Thanks to a corresponding push by the Cabletelevision Advertising Bureau, national and local cable TV outlets are nearly as advanced, capable of rendering the most essential steps of media buys--proposals, orders and invoices--electronically and online.

Even the most analog of all media--magazines and newspapers--have made greater eBiz strides than the Internet, and are now capable of at least taking orders electronically.

That's got to be troubling news for online publishers, as marketers push their agencies to weed out labor-intensive, manual steps from their media buys, to make them more accurate and accountable than possible via paper-based trading.

Greg Smith, global systems director at Universal McCann and co-chair of the AAAA's media technology committee, said such paper processing and human input drives up buying costs and also creates greater margins of error in media buys.

"Why am I paying for this?

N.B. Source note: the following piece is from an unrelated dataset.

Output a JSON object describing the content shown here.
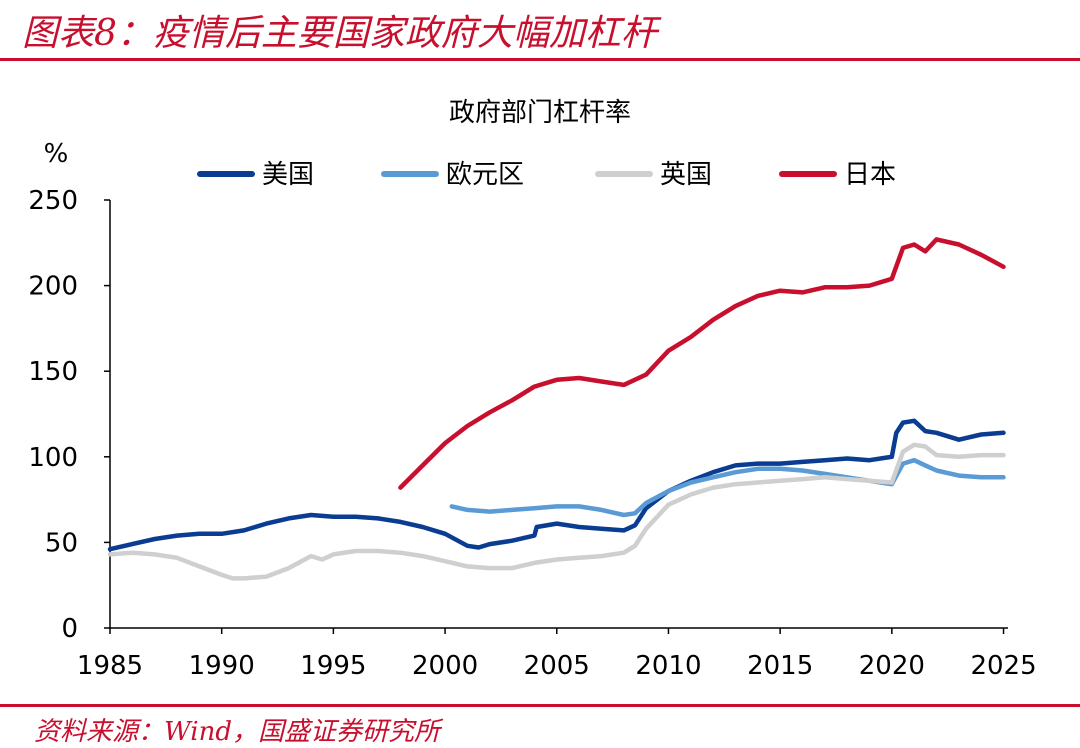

Why do you have people re-keying in invoices?" Smith, said echoing the complaints from marketers, who themselves are under pressure from corporate management to weed out extraneous vendor costs.

But perhaps even more worrisome than the manpower issue is the fact that the Internet currently has the worst "discrepancy" rates--the percentage of advertising buys that do not run as originally ordered-- of any major medium.

The IAB's Fain confirmed that as much as 70 percent of online advertising buys are discrepant.

That's even worse than the newspaper industry, said Paul Caluori, director of ad management services for the AP, who nonetheless conceded that the print medium still has a way to go before it is ready to comply with the ad industry's eBiz demands.

The AAAA also unveiled plans for a so-called eBiz lab (MediaDailyNews, Jan. 16) to help various members of the media test and collaborate on tests to push developments forward. The association expects to update the industry on next steps during its annual Media Conference and Trade Show March 1-3 in Orlando.